Shark Attacks Two Teenagers


A trip to the beach turned dreadful for two young people on Sunday when each was attacked by a shark while wading in waist-deep water off the coast of Oak Island, North Carolina.
The 12-year-old girl and 16-year-old-boy survived their separate attacks, which occurred 2 miles apart and within 90 minutes of one another. These incidents follow on the heels of another shark attack that took place last Thursday (June 11) at Ocean Isle Beach, North Carolina, a barrier island about 15 miles west of Oak Island.
Experts in marine science say the closeness of the two attacks was quite unusual. A professor of marine science at Coastal Carolina University in Conway, South Carolina Dan Abel said, there haven't been so many severe attacks, so close together, in decades.
However, the young people who were attacked on Sunday weren't just bitten and then released. In fact, each victim lost an arm to what Abel believes was a single bull shark. It's questionable that a low-likelihood event such as a shark attack would occur twice in such a short time frame and involve two different sharks, Abel said.
Bull sharks hunt in shallow waters all along the U.S. East Coast, and this is one of the shark species most often involved in fatal attacks against humans. Along with sand tiger sharks, tiger sharks, hammerheads and many other species of shark, bull sharks spend much of their time hunting for food close to the eastern coastline.
"The Atlantic coast in the summer is a fairly 'sharky' place," Abel said. "There are dangerous sharks in areas where there are rarely any attacks against humans. And there are areas where there may be fewer sharks but there are attacks."

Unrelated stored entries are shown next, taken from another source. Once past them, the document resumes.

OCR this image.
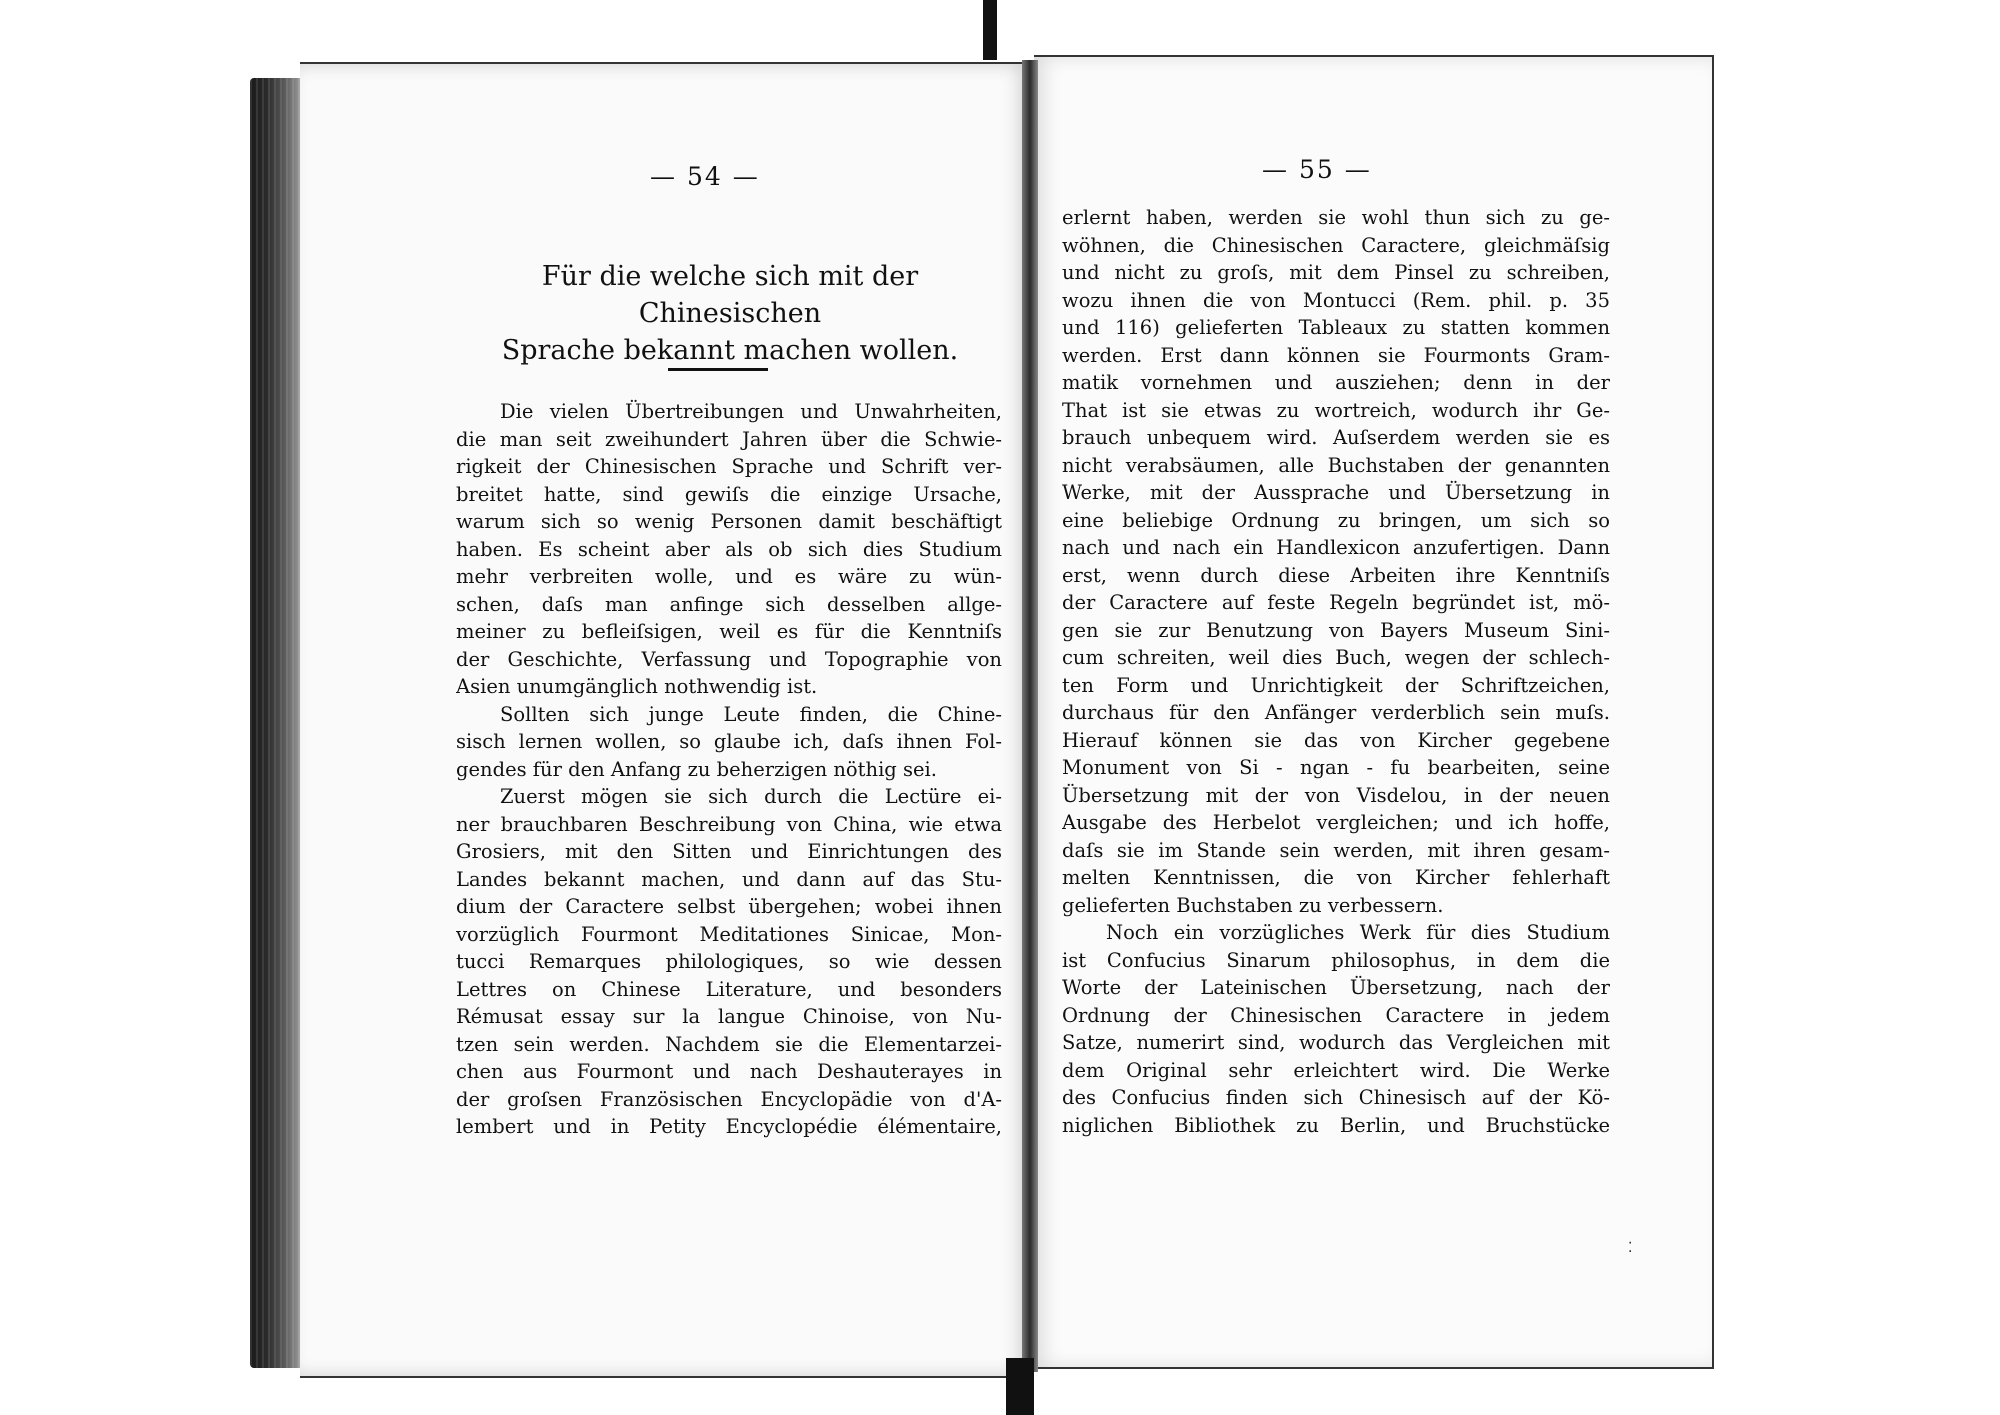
— 54 —	— 55 —
Für die welche sich mit der Chinesischen
Sprache bekannt machen wollen.
Die vielen Übertreibungen und Unwahrheiten,
die man seit zweihundert Jahren über die Schwie-
rigkeit der Chinesischen Sprache und Schrift ver-
breitet hatte, sind gewiſs die einzige Ursache,
warum sich so wenig Personen damit beschäftigt
haben. Es scheint aber als ob sich dies Studium
mehr verbreiten wolle, und es wäre zu wün-
schen, daſs man anfinge sich desselben allge-
meiner zu befleiſsigen, weil es für die Kenntniſs
der Geschichte, Verfassung und Topographie von
Asien unumgänglich nothwendig ist.
Sollten sich junge Leute finden, die Chine-
sisch lernen wollen, so glaube ich, daſs ihnen Fol-
gendes für den Anfang zu beherzigen nöthig sei.
Zuerst mögen sie sich durch die Lectüre ei-
ner brauchbaren Beschreibung von China, wie etwa
Grosiers, mit den Sitten und Einrichtungen des
Landes bekannt machen, und dann auf das Stu-
dium der Caractere selbst übergehen; wobei ihnen
vorzüglich Fourmont Meditationes Sinicae, Mon-
tucci Remarques philologiques, so wie dessen
Lettres on Chinese Literature, und besonders
Rémusat essay sur la langue Chinoise, von Nu-
tzen sein werden. Nachdem sie die Elementarzei-
chen aus Fourmont und nach Deshauterayes in
der groſsen Französischen Encyclopädie von d'A-
lembert und in Petity Encyclopédie élémentaire,
erlernt haben, werden sie wohl thun sich zu ge-
wöhnen, die Chinesischen Caractere, gleichmäſsig
und nicht zu groſs, mit dem Pinsel zu schreiben,
wozu ihnen die von Montucci (Rem. phil. p. 35
und 116) gelieferten Tableaux zu statten kommen
werden. Erst dann können sie Fourmonts Gram-
matik vornehmen und ausziehen; denn in der
That ist sie etwas zu wortreich, wodurch ihr Ge-
brauch unbequem wird. Auſserdem werden sie es
nicht verabsäumen, alle Buchstaben der genannten
Werke, mit der Aussprache und Übersetzung in
eine beliebige Ordnung zu bringen, um sich so
nach und nach ein Handlexicon anzufertigen. Dann
erst, wenn durch diese Arbeiten ihre Kenntniſs
der Caractere auf feste Regeln begründet ist, mö-
gen sie zur Benutzung von Bayers Museum Sini-
cum schreiten, weil dies Buch, wegen der schlech-
ten Form und Unrichtigkeit der Schriftzeichen,
durchaus für den Anfänger verderblich sein muſs.
Hierauf können sie das von Kircher gegebene
Monument von Si - ngan - fu bearbeiten, seine
Übersetzung mit der von Visdelou, in der neuen
Ausgabe des Herbelot vergleichen; und ich hoffe,
daſs sie im Stande sein werden, mit ihren gesam-
melten Kenntnissen, die von Kircher fehlerhaft
gelieferten Buchstaben zu verbessern.
Noch ein vorzügliches Werk für dies Studium
ist Confucius Sinarum philosophus, in dem die
Worte der Lateinischen Übersetzung, nach der
Ordnung der Chinesischen Caractere in jedem
Satze, numerirt sind, wodurch das Vergleichen mit
dem Original sehr erleichtert wird. Die Werke
des Confucius finden sich Chinesisch auf der Kö-
niglichen Bibliothek zu Berlin, und Bruchstücke
⁚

When trying to figure out why a shark would attack several people off the coast of North Carolina while other swimmers a bit further north or south remained safe is, as Abel put it, "not good science." But there are factors that can contribute to the likelihood of a shark attack in a particular area, he said.
He said researchers are currently working on humane solutions for keeping sharks and swimmers apart from one another.